Merck’s disease awareness ads for HPV cervical cancer vaccine prey on parental guilt. And because they don’t say the word “Merck,” there’s no mention required of the vaccine’s risk of blood clots, seizure, appendicitis, and paralysis. The ads falsely make it seem as though there’s only an upside to getting the vaccine—and that you’re a bad parent if you don’t take your kid to the doctor to get it.

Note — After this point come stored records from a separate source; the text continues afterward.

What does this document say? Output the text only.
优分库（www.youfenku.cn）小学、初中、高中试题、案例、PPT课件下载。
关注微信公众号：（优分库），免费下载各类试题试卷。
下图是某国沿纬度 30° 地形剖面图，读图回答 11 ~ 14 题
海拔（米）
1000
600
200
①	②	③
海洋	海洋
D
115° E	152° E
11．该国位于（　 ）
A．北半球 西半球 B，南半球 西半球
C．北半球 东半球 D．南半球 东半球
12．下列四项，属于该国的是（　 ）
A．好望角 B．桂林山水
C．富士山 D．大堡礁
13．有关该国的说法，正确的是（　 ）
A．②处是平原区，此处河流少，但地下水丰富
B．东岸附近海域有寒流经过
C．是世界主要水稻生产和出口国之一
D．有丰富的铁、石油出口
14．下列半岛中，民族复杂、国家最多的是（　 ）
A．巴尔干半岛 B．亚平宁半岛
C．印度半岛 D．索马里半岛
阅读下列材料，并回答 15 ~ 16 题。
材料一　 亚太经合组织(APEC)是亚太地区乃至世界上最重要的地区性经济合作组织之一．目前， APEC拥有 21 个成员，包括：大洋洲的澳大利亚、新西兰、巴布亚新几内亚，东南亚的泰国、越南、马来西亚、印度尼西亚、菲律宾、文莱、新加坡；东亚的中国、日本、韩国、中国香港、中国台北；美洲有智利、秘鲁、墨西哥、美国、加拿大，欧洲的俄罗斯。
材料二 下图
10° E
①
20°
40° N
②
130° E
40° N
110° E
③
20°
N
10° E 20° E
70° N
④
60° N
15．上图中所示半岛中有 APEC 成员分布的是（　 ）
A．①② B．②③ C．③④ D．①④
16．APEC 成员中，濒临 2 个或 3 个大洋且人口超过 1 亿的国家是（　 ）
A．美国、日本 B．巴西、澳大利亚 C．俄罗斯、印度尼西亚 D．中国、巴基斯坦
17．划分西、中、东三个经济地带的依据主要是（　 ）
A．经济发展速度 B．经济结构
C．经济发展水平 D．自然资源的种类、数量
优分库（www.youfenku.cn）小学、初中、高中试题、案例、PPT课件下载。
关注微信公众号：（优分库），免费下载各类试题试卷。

In early 2019, I asked the FDA about “disease awareness” advertising and the loopholes that allow risks to be hidden. A spokesman told me he understands the controversy and assured me the FDA was looking into the practice to determine if it “may result in consumers misinterpreting and being confused.” However, there was no apparent movement on that front before Covid hit. Naturally, when the Covid vaccines went to market, the media was flooded by “disease awareness” ads that failed to disclose any of the serious safety concerns, exaggerated vaccine effectiveness, disregarded natural immunity, and promoted vaccination for all, even if it could prove life-threatening for some.
Read more about drug ad practices here: https://fullmeasure.news/news/cover-story/the-pill-pitch
That’s a lot to absorb! The point is to give you a taste of some startling facts that are little reported but provide important balance to widespread claims in the media. It all makes a strong case for the idea that we cannot accept at face value scientific information from the media, federal agencies, medical journals, government and industry experts, medical professionals, academic researchers, or public health officials.

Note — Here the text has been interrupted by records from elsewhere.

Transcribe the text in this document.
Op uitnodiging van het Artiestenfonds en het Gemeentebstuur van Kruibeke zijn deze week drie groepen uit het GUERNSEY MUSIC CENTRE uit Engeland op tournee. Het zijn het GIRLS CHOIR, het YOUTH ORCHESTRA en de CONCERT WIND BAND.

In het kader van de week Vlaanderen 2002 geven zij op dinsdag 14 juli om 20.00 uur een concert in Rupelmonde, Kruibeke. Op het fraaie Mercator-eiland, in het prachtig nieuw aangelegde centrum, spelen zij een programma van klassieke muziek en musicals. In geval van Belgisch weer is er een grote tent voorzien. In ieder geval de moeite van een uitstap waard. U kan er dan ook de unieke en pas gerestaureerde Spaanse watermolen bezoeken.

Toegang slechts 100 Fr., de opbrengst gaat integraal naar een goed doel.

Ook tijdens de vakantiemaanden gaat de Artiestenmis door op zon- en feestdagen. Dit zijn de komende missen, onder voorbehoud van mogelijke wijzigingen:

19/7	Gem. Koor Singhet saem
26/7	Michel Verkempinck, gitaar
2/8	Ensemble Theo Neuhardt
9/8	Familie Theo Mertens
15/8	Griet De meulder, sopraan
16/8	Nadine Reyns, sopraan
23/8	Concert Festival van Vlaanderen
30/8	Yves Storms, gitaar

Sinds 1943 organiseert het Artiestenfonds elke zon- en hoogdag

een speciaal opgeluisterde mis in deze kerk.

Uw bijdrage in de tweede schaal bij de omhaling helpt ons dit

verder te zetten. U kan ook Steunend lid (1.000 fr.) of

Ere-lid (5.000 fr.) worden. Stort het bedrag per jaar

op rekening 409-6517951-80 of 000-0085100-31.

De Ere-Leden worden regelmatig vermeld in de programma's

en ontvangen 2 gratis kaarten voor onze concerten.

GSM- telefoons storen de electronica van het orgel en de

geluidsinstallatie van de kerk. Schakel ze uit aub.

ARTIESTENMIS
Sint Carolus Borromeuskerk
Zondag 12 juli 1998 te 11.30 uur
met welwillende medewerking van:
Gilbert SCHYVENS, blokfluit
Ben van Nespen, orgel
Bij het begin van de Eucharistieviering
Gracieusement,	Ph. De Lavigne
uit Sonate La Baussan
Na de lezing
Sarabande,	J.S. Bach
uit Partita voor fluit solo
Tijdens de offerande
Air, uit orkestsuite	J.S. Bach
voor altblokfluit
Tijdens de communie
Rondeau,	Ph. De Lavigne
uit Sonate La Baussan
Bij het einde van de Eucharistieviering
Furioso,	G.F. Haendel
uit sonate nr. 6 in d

This is vital background bringing us to the moment when Covid changed all of our lives.
To learn more about Sharyl Attkisson, please see her author page or follow her on X @SharylAttkisson. You can purchase “Follow the Science: How Big Pharma Misleads, Obscures, and Prevails,” at the website of Harper Collins Publishers. Proceeds benefit independent reporting causes.
I just got the book. It’s a slow read because Ms. Atkisson does such a good job of identifying the people who are making such terrible decisions for the public health. It’s very distressing. I’m starting to understand better how vaccination is a health propaganda tool. I don’t see how the number of vaccines recommended for children or adults is ever going to decrease. As a retired hospital pharmacist, I know that medical professionals are very biased in their comprehension of health concerns. I come from a natural food and herbal background. My avocation was not discussable with fellow colleagues. I can only assume that they were already a victim of health professional propaganda that started in medical, pharmacy, and nursing school. I was really hoping that someone like RFK Jr could begin a clean up of the many corrupted US health care agencies despite it being an overwhelming task. The more that I read books like this, the more I realize how completely lost our medical system is and changing it is going to be highly problematic.

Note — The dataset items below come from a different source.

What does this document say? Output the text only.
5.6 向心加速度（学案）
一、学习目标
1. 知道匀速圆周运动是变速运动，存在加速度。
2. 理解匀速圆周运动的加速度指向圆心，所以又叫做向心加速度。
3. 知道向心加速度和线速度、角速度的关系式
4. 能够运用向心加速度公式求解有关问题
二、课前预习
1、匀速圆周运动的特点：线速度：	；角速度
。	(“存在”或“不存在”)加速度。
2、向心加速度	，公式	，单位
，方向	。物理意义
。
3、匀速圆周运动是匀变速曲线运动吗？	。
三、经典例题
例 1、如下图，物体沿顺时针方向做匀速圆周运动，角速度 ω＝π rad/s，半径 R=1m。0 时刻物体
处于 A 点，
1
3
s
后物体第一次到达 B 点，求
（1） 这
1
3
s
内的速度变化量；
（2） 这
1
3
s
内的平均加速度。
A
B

Horrifying, and thanks for posting this. Like many, I enjoy the "All in Podcast," and a few days ago they posted an interview by one of the podcast guys, David Freidberg, with Dave Ricks, CEO of Eli Lilly, which along with Novo is pushing the GLP/ Ozempic public funding taxpayer bonanza these guys are looking for on this next horrible batch of apparent non-cures. I wanted to puke. Friedberg is a coporate capture, status-quo apologist, but super smart, as I'm sure Ricks is. Having Kennedy and Ricks on together, to debate the topic, that would be something. Listening to these guys pat each other on the back was so disheartening.